Chou aims to continuously identify new research directions and make contributions to understanding the fundamentals of composites. He has studied fiber materials, from glass to aramid to carbon. He has studied matrix materials, from polymer to metal to ceramics. He has worked on theoretical modeling, processing and manufacturing techniques and attacked problems at a variety of scales, from macro to micro to nano. He studies performance from structural to functional.

Composites engineers will continue making contributions from aeronautics and aerospace to infrastructures, from automobiles to soft robotics, and from huge wind turbine blades to nanocarbon based functional composites.

While the field of composites is thriving, and Chou is an important player in its success, he considers his impact on students and co-workers to be his most lasting accomplishment. Chou has mentored dozens of students. He teaches them how to write papers and present at conferences, but he also teaches them how to be successful.

“I think the more lasting impact is that they learn from me how I approach research,” he said. “You have to be hardworking and focused. There’s always frustration, failure, disappointment, but you just have to insist that you want to do it and you can accomplish it. That is not easy.”

He draws inspiration from an old Chinese saying: Diligence compensates shortcomings.

“I think I can say I’ve been working diligently all the time,” he said. “Looking back, I think that is perhaps the most important fact that has contributed to my ‘success.’”

During his first year at UD, Chou was invited to co-write a book with Vinson. That book, Composite Materials and Their Use in Structures, was published in 1975. Chou dedicated himself — spending nights, weekends, and any smidge of spare time in between all his other research and teaching responsibilities in two programs.

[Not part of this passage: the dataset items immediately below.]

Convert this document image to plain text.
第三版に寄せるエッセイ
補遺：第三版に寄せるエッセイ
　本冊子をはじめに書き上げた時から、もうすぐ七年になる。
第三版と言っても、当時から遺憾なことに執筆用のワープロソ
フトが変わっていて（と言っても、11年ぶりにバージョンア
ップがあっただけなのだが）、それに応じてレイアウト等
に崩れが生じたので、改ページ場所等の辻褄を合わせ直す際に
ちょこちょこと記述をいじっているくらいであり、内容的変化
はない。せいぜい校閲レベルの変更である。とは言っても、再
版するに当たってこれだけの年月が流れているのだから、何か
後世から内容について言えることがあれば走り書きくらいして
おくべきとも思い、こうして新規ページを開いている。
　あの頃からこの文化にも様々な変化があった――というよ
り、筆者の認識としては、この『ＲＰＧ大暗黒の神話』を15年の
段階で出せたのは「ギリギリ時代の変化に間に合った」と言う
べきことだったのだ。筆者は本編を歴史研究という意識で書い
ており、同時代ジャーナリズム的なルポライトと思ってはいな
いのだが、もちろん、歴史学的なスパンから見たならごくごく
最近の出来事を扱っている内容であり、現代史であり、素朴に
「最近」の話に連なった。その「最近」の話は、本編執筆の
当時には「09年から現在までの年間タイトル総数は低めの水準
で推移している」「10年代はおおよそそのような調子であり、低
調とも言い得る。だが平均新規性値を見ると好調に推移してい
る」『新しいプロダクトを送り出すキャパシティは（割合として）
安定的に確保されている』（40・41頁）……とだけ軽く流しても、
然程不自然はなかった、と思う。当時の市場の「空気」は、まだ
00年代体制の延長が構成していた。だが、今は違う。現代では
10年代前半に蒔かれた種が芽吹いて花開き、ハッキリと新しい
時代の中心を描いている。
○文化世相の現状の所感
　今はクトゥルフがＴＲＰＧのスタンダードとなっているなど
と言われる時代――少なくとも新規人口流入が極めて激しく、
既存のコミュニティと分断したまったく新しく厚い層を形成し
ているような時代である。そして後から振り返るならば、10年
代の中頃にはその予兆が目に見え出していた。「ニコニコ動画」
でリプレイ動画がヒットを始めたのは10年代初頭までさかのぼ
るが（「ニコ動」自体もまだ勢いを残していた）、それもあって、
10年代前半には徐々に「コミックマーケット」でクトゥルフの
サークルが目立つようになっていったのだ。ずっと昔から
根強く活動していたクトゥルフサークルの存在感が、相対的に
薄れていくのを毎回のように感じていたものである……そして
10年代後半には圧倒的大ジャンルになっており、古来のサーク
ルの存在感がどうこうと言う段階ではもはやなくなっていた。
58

These commitments might leave some feeling drained, but Chou felt thankful for the opportunities he received.

He used to take walks on The Green, which was dotted with large elm trees at the time. “I liked to walk around and relax and do some thinking,” he said. “Looking back, I felt sorry that my parents never had a life as enjoyable as mine, with peace and quiet. I can devote myself to do what I like to do.”

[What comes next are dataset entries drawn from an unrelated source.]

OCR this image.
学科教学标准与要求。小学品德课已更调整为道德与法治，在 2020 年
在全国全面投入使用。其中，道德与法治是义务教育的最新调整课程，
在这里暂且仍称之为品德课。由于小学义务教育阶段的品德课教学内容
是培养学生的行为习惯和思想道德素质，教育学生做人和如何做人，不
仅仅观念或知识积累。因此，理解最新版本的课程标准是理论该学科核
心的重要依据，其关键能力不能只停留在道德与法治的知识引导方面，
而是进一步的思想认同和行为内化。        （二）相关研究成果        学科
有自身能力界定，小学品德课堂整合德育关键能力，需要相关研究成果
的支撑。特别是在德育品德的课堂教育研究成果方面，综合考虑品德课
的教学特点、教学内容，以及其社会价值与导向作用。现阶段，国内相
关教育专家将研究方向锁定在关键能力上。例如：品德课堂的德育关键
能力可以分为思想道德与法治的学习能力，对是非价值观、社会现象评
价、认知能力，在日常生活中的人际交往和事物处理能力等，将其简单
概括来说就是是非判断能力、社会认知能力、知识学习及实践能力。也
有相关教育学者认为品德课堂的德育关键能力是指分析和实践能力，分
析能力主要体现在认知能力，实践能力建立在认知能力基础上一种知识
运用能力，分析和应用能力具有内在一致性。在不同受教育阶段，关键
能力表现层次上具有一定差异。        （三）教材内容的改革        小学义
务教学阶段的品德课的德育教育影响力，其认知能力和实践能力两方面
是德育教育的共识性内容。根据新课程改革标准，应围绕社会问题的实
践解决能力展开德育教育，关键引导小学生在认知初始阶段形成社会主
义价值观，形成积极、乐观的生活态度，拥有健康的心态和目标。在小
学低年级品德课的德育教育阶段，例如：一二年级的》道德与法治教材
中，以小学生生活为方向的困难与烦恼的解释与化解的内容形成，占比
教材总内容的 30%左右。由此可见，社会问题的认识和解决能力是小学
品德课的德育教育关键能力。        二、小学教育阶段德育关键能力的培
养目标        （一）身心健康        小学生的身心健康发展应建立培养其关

Chou’s parents faced World War II and then the civil war in China, conflicts that lasted almost their entire lives. “It was a difficult life, but they worked very hard in order for us to have a good education,” he said. “These memories impact me the most.”

Today, Chou is as curious and enthusiastic as ever and has no plans to slow down.

“When I get up in the morning, I like the feeling that I have something to look forward to for today: things to take care of, students I need to talk to, and problems we didn’t resolve yesterday that hopefully we will resolve today or tomorrow,” he said. “That kind of motivation is sustaining.”